The Bantu pointed to the snake. Trying to hide the rawness of his throat, he spoke. “What you seek is in the snake’s mouth.”
The Boer narrowed his eyes. “Kaffir, if you are lying, you are just putting off your belly-slitting a little and adding to my anger a lot.”
The Bantu only steadied his pointing finger. “What you seek is in the snake’s mouth.”
The Boer hesitated but a moment. After all, the kaffir lay helpless, eyes glazing, and the snake lay dead. The Boer leaned his gun against the boulder and knelt to probe the snake’s mouth.
Reptiles have lasting reflexes. Even dead, a freshly killed snake will sink its fangs into probing flesh.
The Boer cried out.
After a time all was stillness.
And all is stillness still, but for the wind through the bones.
12
Two-Way Street
Brian Garfield
The body was found along Route 783 just outside the town of Aravaipa. The woman who found it was a Navajo lady; I learned that she and her dogs had been herding a flock of sheep across the road at dawn to beat the morning traffic. She’d roused a dairy rancher and the phone call had been logged in at the Sheriff’s office at 5:44 A.M. I was brought in around noon when one of the Undersheriffs picked me up in a county car; he filled me in on the way to Pete Kyber’s office. “We’ve got a corpse and a witness. Or at least we think he’s a witness.”
“Who’s the victim?”
“Name of Philip Keam. Thirty-something. Reporter for one of the Tucson newspapers.”
“You notified next of kin?”
“Divorced, no children. The parents may be alive — we’re trying to find out.”
Officially the temperature went to 103° Fahrenheit that day, which meant that down along the surface of the plain it was near 140°. The asphalt of the Sheriff’s parking lot was soft underfoot, sucking at my shoes, and I hurried into the air-conditioned saltbox before I might melt. Slipping off the sunglasses I made my way back to the Sheriffs private office.
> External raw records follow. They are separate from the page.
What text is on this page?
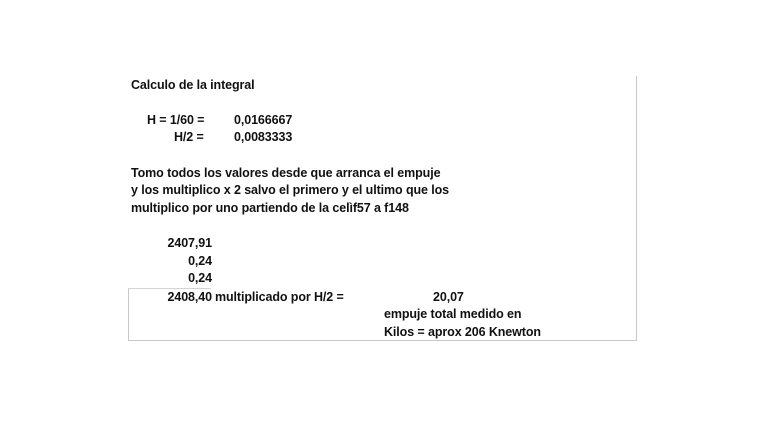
Calculo de la integral
H = 1/60 = 0,0166667
H/2 = 0,0083333
Tomo todos los valores desde que arranca el empuje
y los multiplico x 2 salvo el primero y el ultimo que los
multiplico por uno partiendo de la celìf57 a f148
2407,91
0,24
0,24
2408,40 multiplicado por H/2 =	20,07
empuje total medido en
Kilos = aprox 206 Knewton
Pete Kyber was long-jointed and Gary Cooperish: slow-moving and slow-talking but not particularly slow-thinking. His most noticeable feature was his Adam’s apple. Pete was no relation to the redneck stereotype; he was by instinct a conservationist rather than a conservative. How he and I ever got elected to our offices in the rural county still mystified me.
He watched me sit down; he was gloomy. “We got a bloody one, Mike.”
“I’ll have a look on my way out. What’s the story?”
“Bludgeoned to death. With a rock.”
“No fingerprints?”
“On a rock?”
“Who’s this witness you’ve got?”
“Larry Stowe. Just a kid.”
“Would that be Edgar Stowe’s son?”
“Yes.”
Edgar Stowe ran the drugstore in Aravaipa. He didn’t own it — it was a chain store — but he was the manager. His son Larry would be about 22, I calculated; one of my kids had been in the same high-school class. I remembered the Stowe boy coming around the house now and then, but that was five years ago. He’d struck me as an unremarkable kid, towhead and a bit vacuous.
“What’s Larry got to say?”
“We’re having a hard time getting a straight story out of him. You’d better talk to him yourself.”
“All right. First tell me what you’ve got.”